The mines explode as planned, badly damaging Tirpitz. The crew of the stranded X2, hearing the explosions, attempt to escape. However, X2s side cargoes have flooded, which causes them to spontaneously explode, destroying X2 and killing her crew.

== Main cast ==

- John Mills as Commander Fraser
- John Gregson as Lieutenant Alec Duffy
- Donald Sinden as Lieutenant Tom Corbett
- James Robertson Justice as Admiral Ryder
- Michael Medwin as Steward Smart
- James Kenney as Abercrombie
- O. E. Hasse as Captain of the Tirpitz
- Lee Patterson as Cox
- William Russell as Ramsey
- Theodore Bikel as German officer
- Harry Towb as McCleery
- Cyril Chamberlain as Chief Petty Officer Chubb
- Anthony Wager as George
- Leslie Weston as Winley
- Lyndon Brook as Diver navigator, X2
- Thomas Heathcote as Hutchins
- Anthony Newley as Engineer, X2
- John Horsley as Lieutenant Anderson Royal Norwegian Navy
- William Franklyn as No. 1, X2
- Guido Lorraine as German-language interpreter
- Raymond Francis as Officer on towing submarine
- Walter Gotell as German officer on Tirpitz (uncredited)

== Production notes ==
The screenplay was based on the book Above Us the Waves by C. E. T. Warren and James Benson, which had been published in 1953.

Director Ralph Thomas says the film was made because producer William MacQuitty "was very involved with the Navy and he loved submarines." MacQuitty had a production company in partnership with Sydney Box called London Independent Producers, which tended to use the same core creative personnel. They purchased film rights in 1952, before the book had been published.

The book became a best seller, selling over 350,000 copies and MacQuitty obtained finance from the Rank Organisation under Earl St. John. The British admiralty provided full co-operation. Thomas was given the job of directing after his tremendous success with Doctor in the House. Several of the cast from that film would appear in Above Us the Waves.

Shooting began on 20 September 1954 in Guernsey. Commander Donald Cameron, who commanded X-6 as a lieutenant and won the Victoria Cross during the operation, was an adviser to the film.

MacQuitty was an experienced diver, having spent over 500 hours under water. He personally supervised many of the underwater sequences.

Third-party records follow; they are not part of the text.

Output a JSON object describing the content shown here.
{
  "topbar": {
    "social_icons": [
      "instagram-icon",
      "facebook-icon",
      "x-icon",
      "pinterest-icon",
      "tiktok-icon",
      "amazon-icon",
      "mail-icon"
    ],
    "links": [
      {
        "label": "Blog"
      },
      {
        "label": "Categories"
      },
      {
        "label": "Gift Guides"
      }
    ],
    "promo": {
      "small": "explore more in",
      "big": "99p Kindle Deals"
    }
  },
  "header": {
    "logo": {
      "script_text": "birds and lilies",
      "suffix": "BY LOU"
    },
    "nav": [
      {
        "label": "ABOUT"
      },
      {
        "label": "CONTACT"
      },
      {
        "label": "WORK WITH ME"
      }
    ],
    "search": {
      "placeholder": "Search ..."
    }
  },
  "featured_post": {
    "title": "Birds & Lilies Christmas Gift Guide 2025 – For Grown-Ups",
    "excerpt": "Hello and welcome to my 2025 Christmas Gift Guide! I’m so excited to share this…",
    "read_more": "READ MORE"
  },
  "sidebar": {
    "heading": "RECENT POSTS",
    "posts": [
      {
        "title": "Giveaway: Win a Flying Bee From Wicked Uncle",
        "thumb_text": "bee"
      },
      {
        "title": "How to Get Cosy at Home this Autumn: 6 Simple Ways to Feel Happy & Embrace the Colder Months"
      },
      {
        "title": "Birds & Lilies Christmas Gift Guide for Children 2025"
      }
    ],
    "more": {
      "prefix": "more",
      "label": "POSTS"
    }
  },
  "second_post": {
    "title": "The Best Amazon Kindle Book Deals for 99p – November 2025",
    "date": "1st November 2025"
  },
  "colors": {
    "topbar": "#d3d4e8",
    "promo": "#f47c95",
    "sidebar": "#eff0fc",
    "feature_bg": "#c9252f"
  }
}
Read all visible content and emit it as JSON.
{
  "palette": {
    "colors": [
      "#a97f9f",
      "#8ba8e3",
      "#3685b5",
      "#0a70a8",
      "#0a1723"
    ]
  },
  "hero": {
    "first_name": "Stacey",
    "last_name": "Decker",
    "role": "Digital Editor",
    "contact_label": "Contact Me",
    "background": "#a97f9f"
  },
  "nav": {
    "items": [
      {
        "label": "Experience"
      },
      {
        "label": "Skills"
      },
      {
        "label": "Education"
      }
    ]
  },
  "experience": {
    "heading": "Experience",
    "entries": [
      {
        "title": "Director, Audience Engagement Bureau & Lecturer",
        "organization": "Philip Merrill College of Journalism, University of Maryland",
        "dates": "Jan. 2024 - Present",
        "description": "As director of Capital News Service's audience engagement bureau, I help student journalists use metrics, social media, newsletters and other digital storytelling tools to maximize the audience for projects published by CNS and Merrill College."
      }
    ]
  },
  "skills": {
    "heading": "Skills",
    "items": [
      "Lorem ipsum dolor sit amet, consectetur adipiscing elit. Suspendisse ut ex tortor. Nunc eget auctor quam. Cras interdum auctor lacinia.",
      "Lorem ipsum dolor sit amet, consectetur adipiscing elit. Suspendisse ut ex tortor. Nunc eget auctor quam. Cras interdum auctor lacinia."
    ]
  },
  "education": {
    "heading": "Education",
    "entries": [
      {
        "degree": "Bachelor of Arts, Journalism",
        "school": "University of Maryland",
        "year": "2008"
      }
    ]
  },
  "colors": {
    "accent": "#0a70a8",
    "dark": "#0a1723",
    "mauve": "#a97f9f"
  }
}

Events in the film had minor differences, for example, the boat Arthur that carried the Chariot human torpedoes was named Ingebord in the film, and the X-class submarines used in Operation Source in 1943 were numbered X-5, X-6 and X-7, and X-5 was the craft that was lost. The real X-3 was lost in an earlier training exercise although the crew escaped using Davis escape apparatus.

The score was by Arthur Benjamin and performed under the direction of Muir Mathieson.

John Gregson played an Australian. "Australians are husky types", said producer McQuitty. "Gregson has made his part of Alec Duffy, midget submarine commander, good and husky."

"I am proud to be playing the part of an Australian", said Gregson. "During the war, when I was in the Royal Navy, I met many Australian fighting men. They were good fellows."

Donald Sinden's character was based on the true-life exploits of Sub-Lieutenant Robert Aitken, who died a few weeks after Sinden. In his first autobiography, A Touch of the Memoirs, Sinden said "I had to re-enact a deed originally performed by Commander Donald Cameron. While his X Craft was being towed across the North Sea, the cable picked up a floating mine which then moved along the cable and made straight for his midget. Cameron rushed forward and, lowering himself over the prow of his craft, managed gingerly to push the mine clear with his feet. Donald was our advisor on the film and told me modestly, "I couldn't think of anything else to do." He was awarded the VC. I wasn't because we used a dummy. But Donald could swim!"

The cast also included Anthony Wager, who had played a young Pip in Great Expectations (1946). John Mills, who played the older Pip, appeared opposite him.

== Reception ==
===Box office===
Above Us the Waves was the sixth most popular film at the British box office that year, after The Dam Busters, White Christmas, Doctor at Sea, The Colditz Story and Seven Brides for Seven Brothers. It helped John Mills to be voted the fifth most popular star in the country. According to the National Film Finance Corporation, the film made a comfortable profit. According to Kinematograph Weekly it was a "money maker" at the British box office in 1955.